Nuove prospettive sull'arte di Mitoraj
La città di Pietrasanta si anima con un'interessante esposizione artistica. La galleria The Project Space apre le sue porte alla collettiva intitolata 'Made in Pietrasanta. Local Hands, Universal Beauty'. L'evento, curato da Annalisa Bugliani, promette un viaggio affascinante nell'eredità artistica di Igor Mitoraj. La mostra rimarrà visitabile fino al 31 maggio.
Il percorso espositivo prende le mosse dall'imponente lascito monumentale di Mitoraj. La sua opera viene qui riletta attraverso interpretazioni fotografiche distintive. Due approcci contrapposti offrono nuove chiavi di lettura. Maurizio Galimberti decostruisce la solidità del marmo con il suo caratteristico mosaico di Polaroid. Al contrario, Giovanni Ricci-Novara adotta una prospettiva quasi sacra. La sua fotografia diventa un gesto di conservazione e quiete.
Questo dialogo visivo tra scultura e immagine trova ulteriore espressione. Vengono esposti i disegni preparatori di Mitoraj per lo spettacolo teatrale 'Manon Lescaut'. Queste opere rivelano la versatilità dell'artista. La sua matita sapeva creare spazi scenici suggestivi. Il tutto nel cuore della Versilia, territorio da sempre legato alla sua arte.
Artisti in dialogo con la scultura
La rassegna non si limita alla sola reinterpretazione di Mitoraj. Presenta una selezione diversificata di talenti che operano nella zona. Sono esposte le sculture in bronzo di Jimémez Deredia. Si ammirano i monumentali cavalli di Gustavo Aceves. Opere che affrontano temi come la fragilità e l'innocenza perduta sono quelle di Rachel Lee Hovnanian con il suo orso in bronzo e di Aki Mimura con un pinguino.

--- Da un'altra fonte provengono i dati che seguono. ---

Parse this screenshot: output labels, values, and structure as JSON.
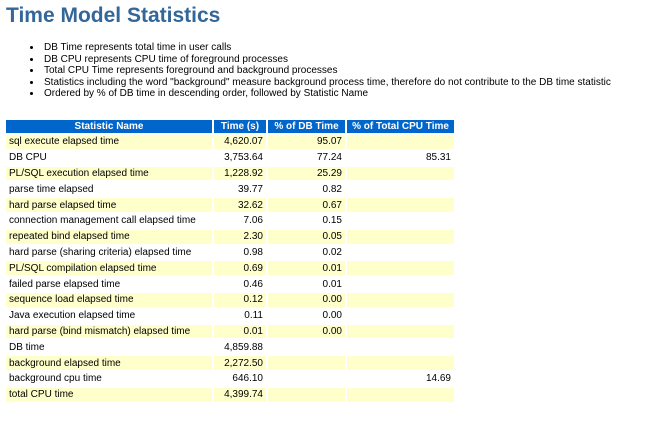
{
  "title": "Time Model Statistics",
  "notes": [
    "DB Time represents total time in user calls",
    "DB CPU represents CPU time of foreground processes",
    "Total CPU Time represents foreground and background processes",
    "Statistics including the word \"background\" measure background process time, therefore do not contribute to the DB time statistic",
    "Ordered by % of DB time in descending order, followed by Statistic Name"
  ],
  "table": {
    "headers": {
      "name": "Statistic Name",
      "time": "Time (s)",
      "pct_db": "% of DB Time",
      "pct_cpu": "% of Total CPU Time"
    },
    "rows": [
      {
        "name": "sql execute elapsed time",
        "time": "4,620.07",
        "pct_db": "95.07",
        "pct_cpu": ""
      },
      {
        "name": "DB CPU",
        "time": "3,753.64",
        "pct_db": "77.24",
        "pct_cpu": "85.31"
      },
      {
        "name": "PL/SQL execution elapsed time",
        "time": "1,228.92",
        "pct_db": "25.29",
        "pct_cpu": ""
      },
      {
        "name": "parse time elapsed",
        "time": "39.77",
        "pct_db": "0.82",
        "pct_cpu": ""
      },
      {
        "name": "hard parse elapsed time",
        "time": "32.62",
        "pct_db": "0.67",
        "pct_cpu": ""
      },
      {
        "name": "connection management call elapsed time",
        "time": "7.06",
        "pct_db": "0.15",
        "pct_cpu": ""
      },
      {
        "name": "repeated bind elapsed time",
        "time": "2.30",
        "pct_db": "0.05",
        "pct_cpu": ""
      },
      {
        "name": "hard parse (sharing criteria) elapsed time",
        "time": "0.98",
        "pct_db": "0.02",
        "pct_cpu": ""
      },
      {
        "name": "PL/SQL compilation elapsed time",
        "time": "0.69",
        "pct_db": "0.01",
        "pct_cpu": ""
      },
      {
        "name": "failed parse elapsed time",
        "time": "0.46",
        "pct_db": "0.01",
        "pct_cpu": ""
      },
      {
        "name": "sequence load elapsed time",
        "time": "0.12",
        "pct_db": "0.00",
        "pct_cpu": ""
      },
      {
        "name": "Java execution elapsed time",
        "time": "0.11",
        "pct_db": "0.00",
        "pct_cpu": ""
      },
      {
        "name": "hard parse (bind mismatch) elapsed time",
        "time": "0.01",
        "pct_db": "0.00",
        "pct_cpu": ""
      },
      {
        "name": "DB time",
        "time": "4,859.88",
        "pct_db": "",
        "pct_cpu": ""
      },
      {
        "name": "background elapsed time",
        "time": "2,272.50",
        "pct_db": "",
        "pct_cpu": ""
      },
      {
        "name": "background cpu time",
        "time": "646.10",
        "pct_db": "",
        "pct_cpu": "14.69"
      },
      {
        "name": "total CPU time",
        "time": "4,399.74",
        "pct_db": "",
        "pct_cpu": ""
      }
    ]
  },
  "colors": {
    "title": "#336699",
    "header_bg": "#0066cc",
    "row_highlight": "#ffffcc"
  }
}
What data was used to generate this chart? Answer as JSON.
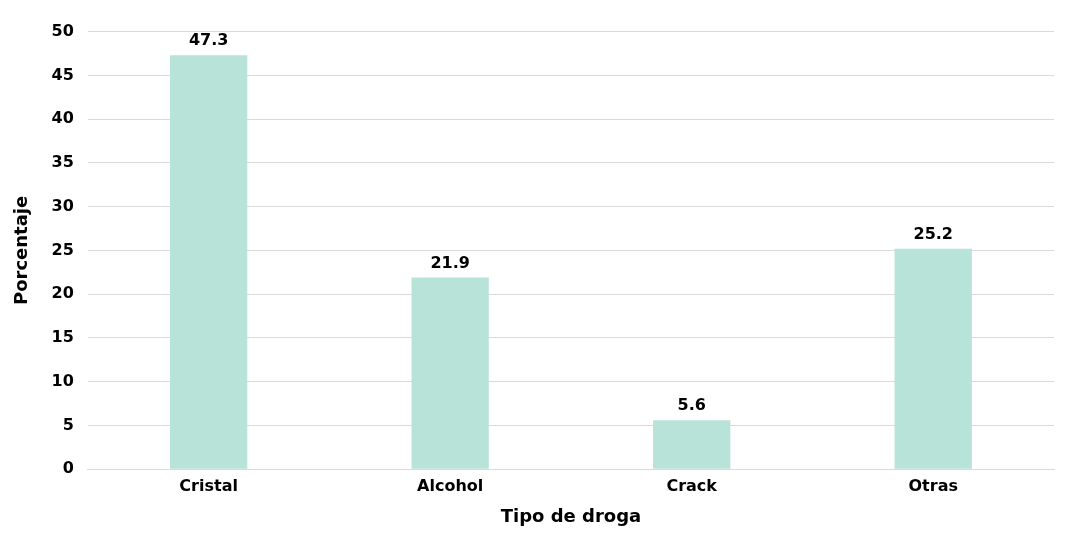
{
  "chart_data": {
    "type": "bar",
    "xlabel": "Tipo de droga",
    "ylabel": "Porcentaje",
    "categories": [
      "Cristal",
      "Alcohol",
      "Crack",
      "Otras"
    ],
    "values": [
      47.3,
      21.9,
      5.6,
      25.2
    ],
    "color": "#b8e3d9",
    "ylim": [
      0,
      50
    ],
    "yticks": [
      0,
      5,
      10,
      15,
      20,
      25,
      30,
      35,
      40,
      45,
      50
    ],
    "grid": "y",
    "data_labels": true
  }
}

Un'attenzione particolare è dedicata ai laboratori locali. Questi spazi sono fucina di ceramica e design. Qui la tecnica si trasforma in veicolo di emozione pura. Tre artisti d'eccezione dimostrano questa sinergia. David Paolinetti utilizza la ceramica raku. Dà forma a creature che sembrano emergere da un passato onirico e inquietante.
Stefano Russo, con i suoi vasi-scultura intitolati 'Ascensione', eleva l'oggetto d'uso a simbolo metafisico. L'artista francese Arthur Vallin propone un approccio minimale. Le sue creazioni segnano il confine sottile tra utilità e contemplazione. Le sue opere fondono scultura e design. Celebrano la perfezione del dettaglio tecnico con rigore formale.
'Made in Pietrasanta': un omaggio alla creatività locale
La mostra 'Made in Pietrasanta' si configura come un omaggio alla ricchezza creativa del territorio. L'eredità di Igor Mitoraj funge da catalizzatore. Stimola un confronto tra diverse generazioni di artisti. La fotografia, la scultura, la ceramica e il design si intrecciano. Creano un percorso espositivo che valorizza la maestria artigianale locale. La bellezza universale delle opere è il filo conduttore.
L'evento, inaugurato il 4 aprile alle 18:00, offre un'occasione unica per scoprire talenti emergenti e consolidati. La scelta di Pietrasanta come cornice non è casuale. La città è da tempo un centro nevralgico per la lavorazione del marmo e la produzione artistica. La mostra sottolinea come la tradizione possa dialogare con l'innovazione. Dando vita a opere che emozionano e fanno riflettere.
La curatela di Annalisa Bugliani ha saputo orchestrare un ensemble di artisti. Ognuno porta la propria visione e tecnica. Il risultato è un'esplorazione profonda del concetto di bellezza. Una bellezza che nasce dalle mani degli artigiani della Versilia. E che risuona a livello globale.